EP by B'z
- Released: June 21, 1990
- Studios: Studio Birdman (Gray & Brown Room)
- Genres: Pop rock; electronic; new wave;
- Length: 23:16
- Language: English
- Labels: Air (original release), Rooms (reissues)
- Producer: Masao Nakajima

B'z chronology
| Bad Communication (1989) | Wicked Beat (1990) | Mars (1991) |

= Wicked Beat =

Wicked Beat is the second mini-album by the Japanese rock duo B'z, released on June 21, 1990. It consists of extended, English versions of previous hits.

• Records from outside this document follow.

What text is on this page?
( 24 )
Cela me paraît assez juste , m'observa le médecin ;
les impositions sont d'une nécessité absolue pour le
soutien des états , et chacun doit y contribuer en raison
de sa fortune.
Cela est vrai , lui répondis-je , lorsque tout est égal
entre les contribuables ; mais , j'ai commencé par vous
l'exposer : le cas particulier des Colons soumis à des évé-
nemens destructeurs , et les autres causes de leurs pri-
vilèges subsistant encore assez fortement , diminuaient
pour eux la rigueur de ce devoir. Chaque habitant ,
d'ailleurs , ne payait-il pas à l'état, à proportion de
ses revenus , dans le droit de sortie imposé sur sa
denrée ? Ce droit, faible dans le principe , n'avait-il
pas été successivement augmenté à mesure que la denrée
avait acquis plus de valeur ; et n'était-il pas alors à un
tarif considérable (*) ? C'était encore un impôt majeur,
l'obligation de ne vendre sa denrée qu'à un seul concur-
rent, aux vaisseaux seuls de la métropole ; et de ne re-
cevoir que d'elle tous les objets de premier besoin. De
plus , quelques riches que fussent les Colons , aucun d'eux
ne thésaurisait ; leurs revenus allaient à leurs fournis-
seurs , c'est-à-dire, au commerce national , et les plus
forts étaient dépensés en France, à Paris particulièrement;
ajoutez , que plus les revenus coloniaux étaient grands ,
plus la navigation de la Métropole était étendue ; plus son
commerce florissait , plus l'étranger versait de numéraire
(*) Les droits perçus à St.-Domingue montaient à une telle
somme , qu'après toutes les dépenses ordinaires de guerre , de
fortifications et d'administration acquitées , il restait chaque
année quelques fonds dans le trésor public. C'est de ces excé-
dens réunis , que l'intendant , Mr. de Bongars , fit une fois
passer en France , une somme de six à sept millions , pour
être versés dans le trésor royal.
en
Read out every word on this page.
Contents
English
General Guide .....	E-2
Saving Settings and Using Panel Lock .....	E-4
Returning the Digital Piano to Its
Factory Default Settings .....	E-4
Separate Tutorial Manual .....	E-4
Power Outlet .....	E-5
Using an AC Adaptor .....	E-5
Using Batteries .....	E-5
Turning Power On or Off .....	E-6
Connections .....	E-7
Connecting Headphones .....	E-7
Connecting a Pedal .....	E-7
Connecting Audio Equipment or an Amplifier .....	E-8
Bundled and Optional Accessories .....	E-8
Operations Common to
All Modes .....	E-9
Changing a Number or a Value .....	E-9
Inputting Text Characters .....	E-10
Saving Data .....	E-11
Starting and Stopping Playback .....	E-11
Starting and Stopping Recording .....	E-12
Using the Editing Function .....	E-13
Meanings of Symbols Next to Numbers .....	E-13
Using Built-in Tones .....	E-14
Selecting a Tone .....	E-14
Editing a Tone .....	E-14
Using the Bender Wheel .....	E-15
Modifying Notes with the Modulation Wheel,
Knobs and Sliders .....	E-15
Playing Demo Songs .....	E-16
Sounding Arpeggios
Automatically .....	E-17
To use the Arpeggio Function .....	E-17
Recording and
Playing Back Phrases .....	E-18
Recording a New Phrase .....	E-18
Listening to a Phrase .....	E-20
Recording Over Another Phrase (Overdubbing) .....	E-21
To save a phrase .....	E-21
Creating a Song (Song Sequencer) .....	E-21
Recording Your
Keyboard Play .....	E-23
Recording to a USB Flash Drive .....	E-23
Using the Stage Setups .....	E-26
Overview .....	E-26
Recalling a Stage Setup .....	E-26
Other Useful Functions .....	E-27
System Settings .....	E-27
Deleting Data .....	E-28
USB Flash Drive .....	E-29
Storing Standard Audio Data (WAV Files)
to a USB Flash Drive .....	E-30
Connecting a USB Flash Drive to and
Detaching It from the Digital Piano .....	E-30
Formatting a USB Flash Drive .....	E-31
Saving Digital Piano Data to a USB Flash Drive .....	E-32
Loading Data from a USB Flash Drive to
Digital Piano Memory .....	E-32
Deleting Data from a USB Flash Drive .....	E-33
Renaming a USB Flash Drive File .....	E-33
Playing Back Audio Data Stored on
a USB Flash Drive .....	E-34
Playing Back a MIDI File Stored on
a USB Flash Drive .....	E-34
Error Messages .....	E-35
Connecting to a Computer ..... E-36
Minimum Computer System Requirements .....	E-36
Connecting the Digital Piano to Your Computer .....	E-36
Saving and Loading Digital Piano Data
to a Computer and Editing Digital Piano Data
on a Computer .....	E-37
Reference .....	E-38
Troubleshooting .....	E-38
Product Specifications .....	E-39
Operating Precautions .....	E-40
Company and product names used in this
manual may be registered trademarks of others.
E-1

The album sold 1,111,230 copies in total, eventually being certified Triple Platinum by the RIAJ. It debuted at No. 3 on the Oricon Weekly Albums Chart, being their last album of original material to not debut at No. 1.

== Track listing ==

Wicked Beat track listing
| No. | Title | Length |
|---|---|---|
| 1. | "I Wanna Dance Wicked Beat Style" | 4:36 |
| 2. | "Komachi-Angel Red Hot Style" | 4:33 |
| 3. | "Bad Communication E.Style" | 7:20 |
| 4. | "Lady-Go-Round "W-40" Style" | 6:01 |
| Total length: |  | 23:16 |

== Personnel ==
Credits are adapted from the liner notes.

B'z

- Koshi Inaba – vocals
- Tak Matsumoto – guitars

Production

- Masao Akashi – production, arrangement
- Masayuki Nomura – mixing
- Yuka Koizumi – mastering engineer
- Yoshiaki Kawakami – assistant engineer

== Charts ==

=== Weekly charts ===

| Chart (1990) | Peak position |
|---|---|
| Japanese Albums (Oricon) | 3 |

=== Year-end charts ===

| Chart (1990) | Position |
|---|---|
| Japanese Albums (Oricon) | 21 |

| Chart (1991) | Position |
|---|---|
| Japanese Albums (Oricon) | 30 |

==Certifications==

| Region | Certification | Certified units/sales |
| Japan (RIAJ) | 3× Platinum | 1,200,000^{^} |
^{^} Shipments figures based on certification alone.